En écho à notre épisode « Cap Ferret : clap de fin ? »
D’une voix patiente et rodée à l’exercice, Vincent Bawedin, docteur en géographie, vulgarise au téléphone les termes scientifiques liés à l’érosion. Le chargé de mission « gestion du trait de côte et de la bande côtière » nous envoie également la documentation produite par son employeur, la communauté de communes des Grands Lacs, dans les Landes. Le prospectus explique que l’érosion « est normale. Le littoral est une zone d’échange entre la terre et l’océan. Son équilibre réside dans le fait d’être instable ».
Concrètement, tous les hivers, une partie du sable des dunes est emportée vers le large par les tempêtes, avant de revenir sur les plages l’été. « Mais comme les tempêtes sont de plus en plus fréquentes, le sable revient moins. » Le trait de côte, intersection de la terre et de la mer à marée haute, se rapproche inexorablement des infrastructures.
Le Grand Hôtel et deux villas menacés ?
Selon lui, le phénomène menace à court terme trois bâtiments emblématiques de Biscarrosse, le Grand Hôtel de la Plage et deux villas, « Les Embruns » et « La Rafale », qui abritent des appartements. « Selon les dernières projections réalisées, en 2 025 le trait de côte coupera les bâtiments ». La mairie de Biscarrosse n’a pas attendu cette date pour s’inquiéter. En juin 2019, elle a signé deux arrêtés pour interdire l’accès à une partie de la terrasse du Grand Hôtel ainsi qu’aux appartements de « La Rafale », sous motif de péril imminent. Dispositif complété en décembre 2020 par des arrêtés temporaires d’évacuation, en prévision de la tempête Bella.
L’affaire est arrivée au tribunal administratif de Pau car les copropriétaires de « La Rafale » contestent l’urgence du danger. « Personne ne met en doute le fait qu’on a un problème avec le trait de côte, mais la question est de savoir si la mairie pouvait, à ce moment-là, prendre un arrêté de péril imminent », explique leur avocat, Maître Vincent Poudampa, qui souligne que deux ans plus tard, les villas sont toujours debout. « Ce qu’il aurait plutôt fallu faire, c’est dire : dans cinq, dix ans, on aura un problème ».

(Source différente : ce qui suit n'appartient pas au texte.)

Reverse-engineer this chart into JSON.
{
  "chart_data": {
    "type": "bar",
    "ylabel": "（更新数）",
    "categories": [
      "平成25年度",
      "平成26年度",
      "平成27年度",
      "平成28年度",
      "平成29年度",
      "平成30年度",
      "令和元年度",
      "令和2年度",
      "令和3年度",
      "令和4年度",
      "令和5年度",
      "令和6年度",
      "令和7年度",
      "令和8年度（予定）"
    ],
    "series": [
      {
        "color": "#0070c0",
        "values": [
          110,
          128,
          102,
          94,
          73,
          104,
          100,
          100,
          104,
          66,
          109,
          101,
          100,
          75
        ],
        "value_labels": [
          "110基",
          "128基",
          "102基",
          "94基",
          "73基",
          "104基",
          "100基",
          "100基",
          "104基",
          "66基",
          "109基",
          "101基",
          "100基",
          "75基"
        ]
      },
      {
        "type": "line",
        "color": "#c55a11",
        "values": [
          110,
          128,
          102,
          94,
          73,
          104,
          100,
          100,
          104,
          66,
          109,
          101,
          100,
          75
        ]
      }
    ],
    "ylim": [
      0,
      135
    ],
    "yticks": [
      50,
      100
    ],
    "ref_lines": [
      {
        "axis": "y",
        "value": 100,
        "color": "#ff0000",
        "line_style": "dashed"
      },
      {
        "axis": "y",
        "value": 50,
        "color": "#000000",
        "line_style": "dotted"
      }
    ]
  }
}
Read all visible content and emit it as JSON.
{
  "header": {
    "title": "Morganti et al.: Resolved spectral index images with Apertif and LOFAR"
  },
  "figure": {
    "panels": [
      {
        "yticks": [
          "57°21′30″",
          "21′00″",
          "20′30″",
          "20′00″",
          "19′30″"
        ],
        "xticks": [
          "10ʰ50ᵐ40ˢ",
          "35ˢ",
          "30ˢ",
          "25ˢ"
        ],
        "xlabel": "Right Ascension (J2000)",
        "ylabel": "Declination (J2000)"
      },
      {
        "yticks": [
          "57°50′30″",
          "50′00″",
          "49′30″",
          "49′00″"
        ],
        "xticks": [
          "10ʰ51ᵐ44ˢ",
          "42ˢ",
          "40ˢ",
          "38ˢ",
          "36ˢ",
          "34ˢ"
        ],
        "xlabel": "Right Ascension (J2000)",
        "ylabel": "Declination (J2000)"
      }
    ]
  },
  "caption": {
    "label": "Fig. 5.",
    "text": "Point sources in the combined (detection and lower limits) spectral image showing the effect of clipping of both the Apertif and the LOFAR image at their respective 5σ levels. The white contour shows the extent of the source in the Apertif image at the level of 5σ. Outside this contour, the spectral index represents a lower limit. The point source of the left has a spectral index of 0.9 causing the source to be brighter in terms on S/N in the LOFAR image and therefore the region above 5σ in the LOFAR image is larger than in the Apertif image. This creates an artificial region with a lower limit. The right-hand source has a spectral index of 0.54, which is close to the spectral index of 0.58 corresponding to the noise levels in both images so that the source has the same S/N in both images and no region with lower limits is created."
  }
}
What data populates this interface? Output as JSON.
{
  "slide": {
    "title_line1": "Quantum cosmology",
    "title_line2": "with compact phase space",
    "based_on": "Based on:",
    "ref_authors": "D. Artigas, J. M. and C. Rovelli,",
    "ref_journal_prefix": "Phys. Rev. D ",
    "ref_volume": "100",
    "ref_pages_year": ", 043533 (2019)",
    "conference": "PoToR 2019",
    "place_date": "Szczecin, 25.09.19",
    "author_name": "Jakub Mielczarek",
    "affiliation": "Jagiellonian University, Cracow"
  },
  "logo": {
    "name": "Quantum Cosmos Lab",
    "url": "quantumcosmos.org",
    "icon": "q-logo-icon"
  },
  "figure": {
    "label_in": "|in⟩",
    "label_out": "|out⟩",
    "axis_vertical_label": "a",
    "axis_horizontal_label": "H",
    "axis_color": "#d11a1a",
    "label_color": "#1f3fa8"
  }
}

Les arrêtés ayant été suspendus par la justice en mai dernier, les habitants ont donc de nouveau accès à leur logement. Mais le bras de fer n’est pas terminé. Hélène Larrezet, la maire divers-droite de Biscarrosse, maintient que son prédécesseur a eu raison de prendre cet arrêté en 2 019 : « C’est regrettable que l’on puisse penser que cette décision n’était pas fondée. Nous sommes absolument convaincus que nous devons être garants de la sécurité des personnes, et ces bâtiments sont fragilisés ». Un jugement sur le fond est attendu dans les prochains mois.